Daunorubicin, also known as daunomycin, is a chemotherapy medication used to treat cancer. Specifically, it is used for acute myeloid leukemia (AML), acute lymphocytic leukemia (ALL), chronic myelogenous leukemia (CML), and Kaposi's sarcoma. Similar to doxorubicin, daunorubicin interacts with DNA by intercalation and inhibition of macromolecular biosynthesis. This inhibits the progression of the enzyme topoisomerase II, which relaxes supercoils in DNA for transcription. Daunorubicin stabilizes the topoisomerase II complex after it has broken the DNA chain for replication, preventing the DNA double helix from being resealed and thereby stopping the process of replication. On binding to DNA, daunomycin intercalates, with its daunosamine residue directed toward the minor groove. It has the highest preference for two adjacent G/C base pairs flanked on the 5' side by an A/T base pair. Daunorubicin should only be administered in a rapid intravenous infusion. It should not be administered intramuscularly or subcutaneously, since it may cause extensive tissue necrosis. It should also never be administered intrathecally (into the spinal canal), as this will cause extensive damage to the nervous system and may lead to death.

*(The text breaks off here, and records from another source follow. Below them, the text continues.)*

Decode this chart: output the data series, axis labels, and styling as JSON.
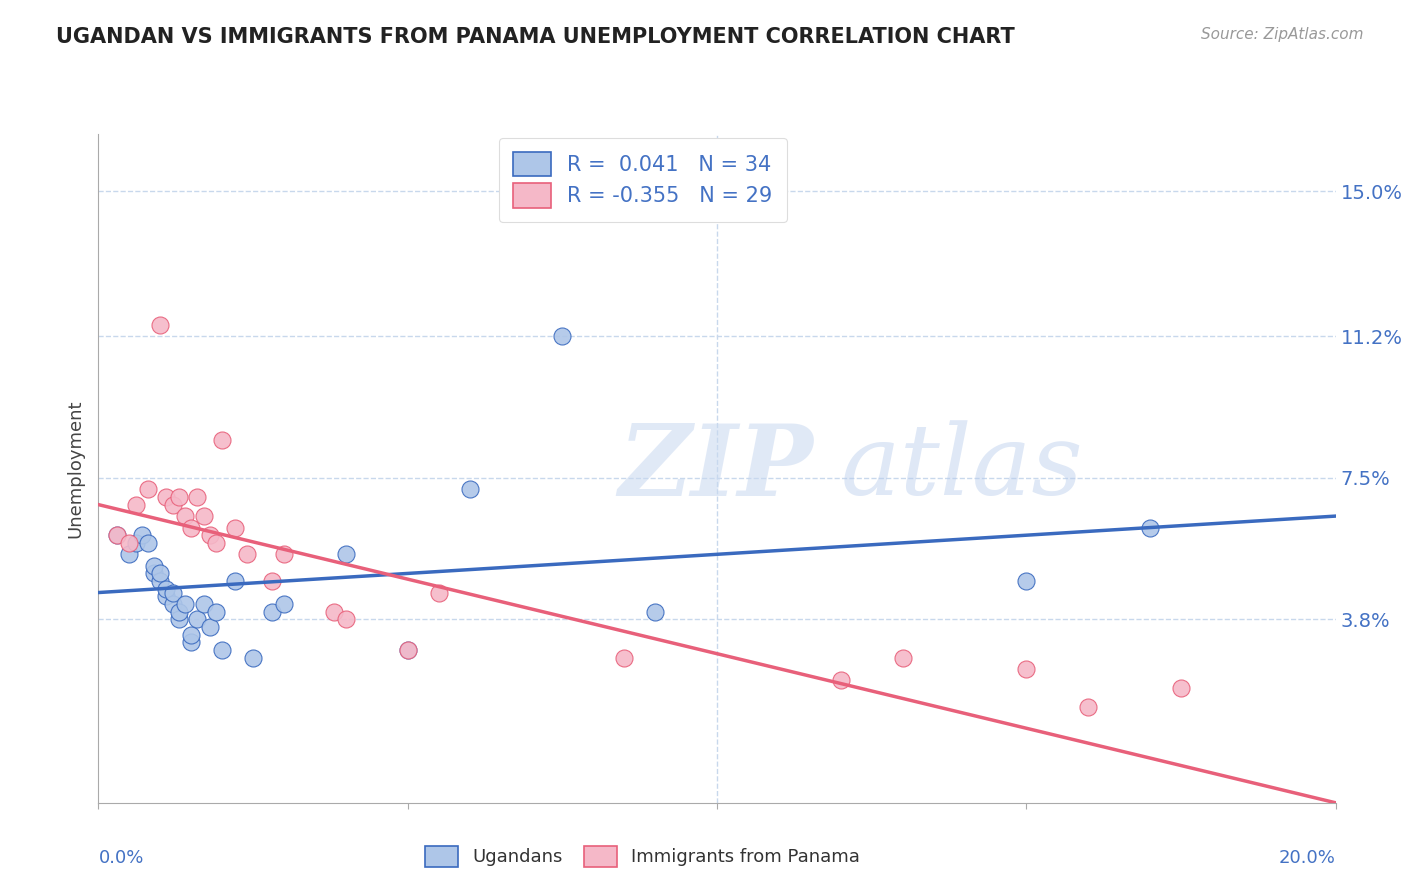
{
  "title": "UGANDAN VS IMMIGRANTS FROM PANAMA UNEMPLOYMENT CORRELATION CHART",
  "source": "Source: ZipAtlas.com",
  "ylabel": "Unemployment",
  "xlim": [
    0.0,
    0.2
  ],
  "ylim": [
    -0.01,
    0.165
  ],
  "blue_R": "0.041",
  "blue_N": "34",
  "pink_R": "-0.355",
  "pink_N": "29",
  "blue_color": "#aec6e8",
  "pink_color": "#f5b8c8",
  "blue_line_color": "#3a6abf",
  "pink_line_color": "#e8607a",
  "tick_label_color": "#4472c4",
  "grid_color": "#c8d8ec",
  "watermark_color": "#dce8f5",
  "yticks": [
    0.0,
    0.038,
    0.075,
    0.112,
    0.15
  ],
  "ytick_labels": [
    "",
    "3.8%",
    "7.5%",
    "11.2%",
    "15.0%"
  ],
  "blue_scatter_x": [
    0.003,
    0.005,
    0.006,
    0.007,
    0.008,
    0.009,
    0.009,
    0.01,
    0.01,
    0.011,
    0.011,
    0.012,
    0.012,
    0.013,
    0.013,
    0.014,
    0.015,
    0.015,
    0.016,
    0.017,
    0.018,
    0.019,
    0.02,
    0.022,
    0.025,
    0.028,
    0.03,
    0.04,
    0.05,
    0.06,
    0.075,
    0.09,
    0.15,
    0.17
  ],
  "blue_scatter_y": [
    0.06,
    0.055,
    0.058,
    0.06,
    0.058,
    0.05,
    0.052,
    0.048,
    0.05,
    0.044,
    0.046,
    0.042,
    0.045,
    0.038,
    0.04,
    0.042,
    0.032,
    0.034,
    0.038,
    0.042,
    0.036,
    0.04,
    0.03,
    0.048,
    0.028,
    0.04,
    0.042,
    0.055,
    0.03,
    0.072,
    0.112,
    0.04,
    0.048,
    0.062
  ],
  "pink_scatter_x": [
    0.003,
    0.005,
    0.006,
    0.008,
    0.01,
    0.011,
    0.012,
    0.013,
    0.014,
    0.015,
    0.016,
    0.017,
    0.018,
    0.019,
    0.02,
    0.022,
    0.024,
    0.028,
    0.03,
    0.038,
    0.04,
    0.05,
    0.055,
    0.085,
    0.12,
    0.13,
    0.15,
    0.16,
    0.175
  ],
  "pink_scatter_y": [
    0.06,
    0.058,
    0.068,
    0.072,
    0.115,
    0.07,
    0.068,
    0.07,
    0.065,
    0.062,
    0.07,
    0.065,
    0.06,
    0.058,
    0.085,
    0.062,
    0.055,
    0.048,
    0.055,
    0.04,
    0.038,
    0.03,
    0.045,
    0.028,
    0.022,
    0.028,
    0.025,
    0.015,
    0.02
  ],
  "blue_trendline_x": [
    0.0,
    0.2
  ],
  "blue_trendline_y": [
    0.045,
    0.065
  ],
  "pink_trendline_x": [
    0.0,
    0.2
  ],
  "pink_trendline_y": [
    0.068,
    -0.01
  ]
}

Cefaclor is a semisynthetic cephalosporin antibiotic for oral administration. As with other cephalosporins, the bactericidal action of Cefaclor results from inhibition of cell-wall synthesis. Cefaclor is indicated in the treatment of the following infections when caused by susceptible strains of the designated microorganisms: Otitis media caused by Streptococcus pneumoniae, Haemophilus influenzae, staphylococci, and Streptococcus pyogenes; Lower respiratory tract infections, including pneumonia, caused by Streptococcus pneumoniae, Haemophilus influenzae, and Streptococcus pyogenes; Pharyngitis and Tonsillitis, caused by Streptococcus pyogenes; Urinary tract infections, including pyelonephritis and cystitis, caused by Escherichia coli, Proteus mirabilis, Klebsiella spp., and coagulase-negative staphylococci; Skin and skin structure infections caused by Staphylococcus aureus and Streptococcus pyogenes. Adverse effects considered to be related to therapy with cefaclor are: Hypersensitivity reactions, Rarely, reversible hyperactivity, agitation, nervousness, insomnia, confusion, hypertonia, dizziness, hallucinations, somnolence and diarrhea. Patients receiving Cefaclor may show a false-positive reaction for glucose in the urine with tests that use Benedict's and Fehling's solutions and also with Clinitest® tablets. There have been reports of increased anticoagulant effect when Cefaclor and oral anticoagulants were administered concomitantly.